The HSE has also released the latest available figures on deaths from asbestos-related cancer. Mesothelioma, which is contracted through past exposure to asbestos, killed 2,515 in Great Britain in 2014 compared to 2,556 in 2013.

The HSE regularly prosecutes employers who flout the strict regulations in place to control exposure to asbestos.

Earlier this month a motor manufacturer was fined £120,000 and ordered to pay £11,779 in prosecution costs after work being undertaken at one of its sites exposed contractors to risks associated with asbestos.

An investigation by the HSE found that during work to replace high pressure hot water boilers with gas burners in the company’s paint unit, suspected asbestos insulating boards (AIB) were discovered beneath external cladding on the stores building.

On the day the suspected boards were discovered the asbestos register was not fully available to the contractor to allow them to check whether the boards contained asbestos. No direct instruction was given by the motor company to the contractor to stop the work to prevent any AIB being disturbed. The work, including the removal and cutting of holes in AIB board, continued without suitable precautions.

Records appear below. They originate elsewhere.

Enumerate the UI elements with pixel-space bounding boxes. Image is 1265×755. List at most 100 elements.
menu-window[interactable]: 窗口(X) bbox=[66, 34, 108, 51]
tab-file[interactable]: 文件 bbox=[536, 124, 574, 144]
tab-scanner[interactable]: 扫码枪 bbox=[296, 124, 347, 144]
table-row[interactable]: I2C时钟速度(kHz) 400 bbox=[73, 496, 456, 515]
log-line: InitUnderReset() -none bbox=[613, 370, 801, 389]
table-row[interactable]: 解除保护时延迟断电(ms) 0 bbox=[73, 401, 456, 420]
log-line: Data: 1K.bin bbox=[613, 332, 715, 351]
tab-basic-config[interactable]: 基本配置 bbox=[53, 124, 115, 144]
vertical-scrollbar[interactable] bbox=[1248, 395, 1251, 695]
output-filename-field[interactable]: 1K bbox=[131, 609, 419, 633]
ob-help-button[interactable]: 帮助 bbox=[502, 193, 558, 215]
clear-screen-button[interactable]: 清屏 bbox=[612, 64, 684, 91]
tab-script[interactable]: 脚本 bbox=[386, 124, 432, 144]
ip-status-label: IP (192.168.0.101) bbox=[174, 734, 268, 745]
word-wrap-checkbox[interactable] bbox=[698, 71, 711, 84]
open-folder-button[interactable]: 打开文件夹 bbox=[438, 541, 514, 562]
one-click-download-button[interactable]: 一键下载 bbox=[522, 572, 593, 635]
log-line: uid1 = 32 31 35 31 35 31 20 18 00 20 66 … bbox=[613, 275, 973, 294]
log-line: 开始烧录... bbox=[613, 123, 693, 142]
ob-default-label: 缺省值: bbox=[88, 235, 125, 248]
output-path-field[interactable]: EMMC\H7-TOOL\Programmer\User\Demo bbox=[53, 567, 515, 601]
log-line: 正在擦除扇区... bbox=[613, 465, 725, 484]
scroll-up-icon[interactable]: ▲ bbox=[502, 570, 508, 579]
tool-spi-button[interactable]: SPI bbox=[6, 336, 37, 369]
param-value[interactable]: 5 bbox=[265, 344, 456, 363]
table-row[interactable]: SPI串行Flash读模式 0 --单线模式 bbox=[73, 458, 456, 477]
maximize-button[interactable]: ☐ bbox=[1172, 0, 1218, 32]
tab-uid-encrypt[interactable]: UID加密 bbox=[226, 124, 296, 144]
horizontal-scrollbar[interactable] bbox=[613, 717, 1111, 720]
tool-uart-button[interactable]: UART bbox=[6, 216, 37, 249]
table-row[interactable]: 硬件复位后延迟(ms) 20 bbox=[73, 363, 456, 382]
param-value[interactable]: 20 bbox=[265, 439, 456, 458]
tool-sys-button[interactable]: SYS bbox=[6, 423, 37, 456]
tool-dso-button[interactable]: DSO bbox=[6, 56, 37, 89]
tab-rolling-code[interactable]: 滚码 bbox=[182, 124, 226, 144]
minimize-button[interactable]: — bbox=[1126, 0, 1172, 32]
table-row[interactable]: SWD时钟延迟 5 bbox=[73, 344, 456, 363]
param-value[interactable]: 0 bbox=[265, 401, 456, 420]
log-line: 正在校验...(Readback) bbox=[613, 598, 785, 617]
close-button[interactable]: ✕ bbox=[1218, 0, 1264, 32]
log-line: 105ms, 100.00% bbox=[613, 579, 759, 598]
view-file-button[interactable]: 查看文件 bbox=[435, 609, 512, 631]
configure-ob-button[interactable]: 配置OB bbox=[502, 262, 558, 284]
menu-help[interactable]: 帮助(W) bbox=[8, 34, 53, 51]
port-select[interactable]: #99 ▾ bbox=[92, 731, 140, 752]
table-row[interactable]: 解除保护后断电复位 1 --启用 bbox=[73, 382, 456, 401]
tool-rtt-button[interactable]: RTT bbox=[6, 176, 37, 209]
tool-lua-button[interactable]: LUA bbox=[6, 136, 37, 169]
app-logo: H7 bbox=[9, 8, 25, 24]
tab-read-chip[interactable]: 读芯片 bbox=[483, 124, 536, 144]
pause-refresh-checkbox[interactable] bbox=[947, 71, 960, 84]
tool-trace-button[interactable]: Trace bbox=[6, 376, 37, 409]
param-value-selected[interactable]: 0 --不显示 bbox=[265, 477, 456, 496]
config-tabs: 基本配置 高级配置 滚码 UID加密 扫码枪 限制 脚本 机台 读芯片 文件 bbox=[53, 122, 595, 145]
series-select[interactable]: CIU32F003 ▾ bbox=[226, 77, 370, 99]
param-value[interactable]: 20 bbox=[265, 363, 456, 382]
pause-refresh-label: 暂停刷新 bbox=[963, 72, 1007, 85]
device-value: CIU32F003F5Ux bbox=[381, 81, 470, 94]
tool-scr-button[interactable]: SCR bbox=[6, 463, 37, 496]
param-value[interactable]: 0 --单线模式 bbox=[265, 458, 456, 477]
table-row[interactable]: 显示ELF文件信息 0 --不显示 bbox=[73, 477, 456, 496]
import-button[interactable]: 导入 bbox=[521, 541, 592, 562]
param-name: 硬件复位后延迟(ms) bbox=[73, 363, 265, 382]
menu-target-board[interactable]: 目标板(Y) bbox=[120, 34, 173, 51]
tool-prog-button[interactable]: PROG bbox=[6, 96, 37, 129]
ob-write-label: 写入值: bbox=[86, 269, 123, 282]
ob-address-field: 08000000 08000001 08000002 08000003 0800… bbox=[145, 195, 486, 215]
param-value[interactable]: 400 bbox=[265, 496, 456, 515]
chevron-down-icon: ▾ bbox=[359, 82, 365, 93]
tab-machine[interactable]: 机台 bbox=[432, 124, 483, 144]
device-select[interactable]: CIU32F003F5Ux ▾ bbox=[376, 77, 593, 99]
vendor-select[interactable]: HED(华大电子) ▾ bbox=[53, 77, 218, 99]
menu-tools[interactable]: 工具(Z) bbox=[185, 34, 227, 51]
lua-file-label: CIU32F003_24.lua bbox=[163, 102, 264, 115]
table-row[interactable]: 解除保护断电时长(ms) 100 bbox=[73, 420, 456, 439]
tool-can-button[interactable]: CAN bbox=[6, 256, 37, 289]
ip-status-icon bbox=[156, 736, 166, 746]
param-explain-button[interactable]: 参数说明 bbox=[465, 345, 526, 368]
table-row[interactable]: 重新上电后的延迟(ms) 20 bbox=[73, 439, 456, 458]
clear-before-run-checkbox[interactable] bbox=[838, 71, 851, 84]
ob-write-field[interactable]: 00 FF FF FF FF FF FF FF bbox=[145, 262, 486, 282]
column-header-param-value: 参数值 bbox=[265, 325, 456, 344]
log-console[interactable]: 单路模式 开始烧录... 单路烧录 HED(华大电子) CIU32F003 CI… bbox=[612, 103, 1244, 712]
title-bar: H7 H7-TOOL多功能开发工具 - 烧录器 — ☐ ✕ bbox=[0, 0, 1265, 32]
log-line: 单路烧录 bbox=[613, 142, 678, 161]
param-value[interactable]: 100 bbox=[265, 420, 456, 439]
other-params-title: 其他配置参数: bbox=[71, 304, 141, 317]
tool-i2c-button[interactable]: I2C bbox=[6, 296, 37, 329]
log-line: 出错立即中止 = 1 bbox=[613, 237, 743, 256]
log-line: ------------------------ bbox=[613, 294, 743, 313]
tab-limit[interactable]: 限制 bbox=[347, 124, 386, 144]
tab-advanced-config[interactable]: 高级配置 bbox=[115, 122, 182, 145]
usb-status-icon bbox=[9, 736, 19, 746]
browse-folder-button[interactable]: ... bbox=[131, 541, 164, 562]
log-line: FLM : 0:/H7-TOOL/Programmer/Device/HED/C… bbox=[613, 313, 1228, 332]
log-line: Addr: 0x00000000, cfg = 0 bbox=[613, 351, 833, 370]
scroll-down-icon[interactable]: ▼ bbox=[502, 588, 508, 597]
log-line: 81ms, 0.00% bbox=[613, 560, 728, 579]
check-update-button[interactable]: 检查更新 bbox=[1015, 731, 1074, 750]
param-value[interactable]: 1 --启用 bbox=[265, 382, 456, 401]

Legal Duty to Control Asbestos Exposure

“Asbestos kills around 5,000 workers each year; this is more than the number killed on UK roads,” commented HSE inspector Jane Carroll. “Asbestos can be present within any premises built or refurbished before the year 2000.”

“Whenever asbestos containing materials are found to be present, companies have a legal duty to document and implement an Asbestos Management Plan which includes measures to adequately control the risk of exposure to asbestos fibres,” she added.